The workshop held at the Exploring Economics conference will therefore initiate a series of future workshops across the UK. Supported by HMT’s ‘Green Book User Group,’ these future regional and national workshops will be designed to help practitioners build an appraisal system that can unlock green and place-based investment across the UK. We look forward to seeing you there.
 In the jargon, (please skip if you prefer!) cost-benefit analysis is ‘partial equilibrium’ analysis focusing on ‘marginal’ change. One reason (amongst many) why non-marginal change destabilises the link between the BCR and utility is the ‘diminishing marginal utility of income’: successive increases in my income (e.g. through growth impacts of a public investment programme) will, after a threshold point is reached, lower the utility I attach to additional income.

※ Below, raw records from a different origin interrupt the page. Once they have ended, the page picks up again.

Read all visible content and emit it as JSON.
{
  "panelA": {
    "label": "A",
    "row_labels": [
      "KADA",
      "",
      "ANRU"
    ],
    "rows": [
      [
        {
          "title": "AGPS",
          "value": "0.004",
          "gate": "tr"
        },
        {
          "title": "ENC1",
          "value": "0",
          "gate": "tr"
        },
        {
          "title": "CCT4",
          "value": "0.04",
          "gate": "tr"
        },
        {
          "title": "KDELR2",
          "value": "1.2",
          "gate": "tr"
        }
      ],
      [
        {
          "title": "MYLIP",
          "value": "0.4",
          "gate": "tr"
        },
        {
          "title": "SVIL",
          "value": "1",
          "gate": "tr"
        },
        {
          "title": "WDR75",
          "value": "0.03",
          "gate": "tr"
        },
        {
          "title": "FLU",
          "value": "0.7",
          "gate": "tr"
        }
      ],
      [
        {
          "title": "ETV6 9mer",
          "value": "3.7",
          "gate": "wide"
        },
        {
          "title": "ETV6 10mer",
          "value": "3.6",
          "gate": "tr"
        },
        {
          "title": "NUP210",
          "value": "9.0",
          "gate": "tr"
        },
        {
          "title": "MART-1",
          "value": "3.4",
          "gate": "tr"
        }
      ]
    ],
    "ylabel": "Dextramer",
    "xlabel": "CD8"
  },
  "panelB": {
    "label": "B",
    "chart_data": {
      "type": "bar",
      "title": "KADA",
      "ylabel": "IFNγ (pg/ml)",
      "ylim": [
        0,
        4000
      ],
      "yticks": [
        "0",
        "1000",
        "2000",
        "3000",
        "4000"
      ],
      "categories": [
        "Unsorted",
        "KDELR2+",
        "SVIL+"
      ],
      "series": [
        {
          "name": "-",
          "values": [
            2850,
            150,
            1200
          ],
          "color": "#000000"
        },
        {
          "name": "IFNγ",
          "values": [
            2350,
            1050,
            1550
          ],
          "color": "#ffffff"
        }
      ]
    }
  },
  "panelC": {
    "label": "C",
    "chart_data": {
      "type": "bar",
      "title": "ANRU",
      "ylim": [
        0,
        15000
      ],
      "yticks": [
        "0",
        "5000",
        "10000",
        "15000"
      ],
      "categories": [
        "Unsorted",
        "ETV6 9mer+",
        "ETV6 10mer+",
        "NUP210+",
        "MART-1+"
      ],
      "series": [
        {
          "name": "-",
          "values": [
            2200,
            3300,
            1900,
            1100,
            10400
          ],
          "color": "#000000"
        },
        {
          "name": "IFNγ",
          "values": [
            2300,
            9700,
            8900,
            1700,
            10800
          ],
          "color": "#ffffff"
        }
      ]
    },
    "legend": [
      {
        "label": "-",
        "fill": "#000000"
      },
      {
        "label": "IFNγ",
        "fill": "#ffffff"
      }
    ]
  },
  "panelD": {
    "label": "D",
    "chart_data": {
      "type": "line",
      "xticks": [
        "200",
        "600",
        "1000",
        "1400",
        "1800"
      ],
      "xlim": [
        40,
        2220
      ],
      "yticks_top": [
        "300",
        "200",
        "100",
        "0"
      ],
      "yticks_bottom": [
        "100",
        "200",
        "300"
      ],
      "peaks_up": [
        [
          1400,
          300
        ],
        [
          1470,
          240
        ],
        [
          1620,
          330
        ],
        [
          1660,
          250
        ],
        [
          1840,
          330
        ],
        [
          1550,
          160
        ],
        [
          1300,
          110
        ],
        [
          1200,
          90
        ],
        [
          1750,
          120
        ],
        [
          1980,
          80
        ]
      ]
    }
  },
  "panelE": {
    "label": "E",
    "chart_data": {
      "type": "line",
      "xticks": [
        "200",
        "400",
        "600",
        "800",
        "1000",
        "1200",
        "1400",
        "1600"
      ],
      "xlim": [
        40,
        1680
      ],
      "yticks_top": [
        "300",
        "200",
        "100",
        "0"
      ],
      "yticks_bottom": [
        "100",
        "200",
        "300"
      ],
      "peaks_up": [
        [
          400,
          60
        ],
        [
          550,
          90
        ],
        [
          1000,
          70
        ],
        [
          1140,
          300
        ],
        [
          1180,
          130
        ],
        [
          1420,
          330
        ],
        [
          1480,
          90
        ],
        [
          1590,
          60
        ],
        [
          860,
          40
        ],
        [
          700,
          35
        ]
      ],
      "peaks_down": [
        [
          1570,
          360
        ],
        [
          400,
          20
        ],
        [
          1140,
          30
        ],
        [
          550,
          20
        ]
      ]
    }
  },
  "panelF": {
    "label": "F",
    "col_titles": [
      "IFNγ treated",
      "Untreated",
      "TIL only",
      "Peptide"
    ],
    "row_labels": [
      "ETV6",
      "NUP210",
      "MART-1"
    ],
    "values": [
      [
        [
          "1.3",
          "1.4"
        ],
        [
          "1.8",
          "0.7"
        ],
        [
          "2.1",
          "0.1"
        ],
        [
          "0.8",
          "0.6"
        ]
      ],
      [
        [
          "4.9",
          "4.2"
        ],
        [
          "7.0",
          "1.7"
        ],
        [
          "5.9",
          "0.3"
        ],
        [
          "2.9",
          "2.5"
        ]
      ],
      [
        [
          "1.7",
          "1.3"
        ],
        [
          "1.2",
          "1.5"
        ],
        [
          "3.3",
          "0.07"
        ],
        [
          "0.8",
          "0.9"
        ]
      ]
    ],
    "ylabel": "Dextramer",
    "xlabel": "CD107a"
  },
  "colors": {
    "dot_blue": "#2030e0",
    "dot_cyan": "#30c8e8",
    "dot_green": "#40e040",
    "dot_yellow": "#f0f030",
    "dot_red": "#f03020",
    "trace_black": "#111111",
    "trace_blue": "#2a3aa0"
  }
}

 In Green Book terms coordination requires that an individual ‘project’ fit within the ‘programme’ of which it is part; and an individual programme within a wider ‘strategic portfolio.’
 One strand originates with the iBUILD project on infrastructure business models – see HMT’s Valuing Infrastructure Spend and academic research referenced therein, e.g. Brown and Robertson (eds) (2014). Another related strand of economics valuation is the work of Mazzucato and colleagues at the IIPP.
 (Warning: more jargon!): For this approach, items have both ‘exchange-value’ (measured by money) and ‘use-value’ (usefulness). On this view, meeting needs, and so the measurement of use-value, cannot be uniquely reduced to a one-dimensional metric such as money or subjective utility. This argument reflects a switch away from a utilitarian to an ‘eudemonic’ philosophy of value and wellbeing.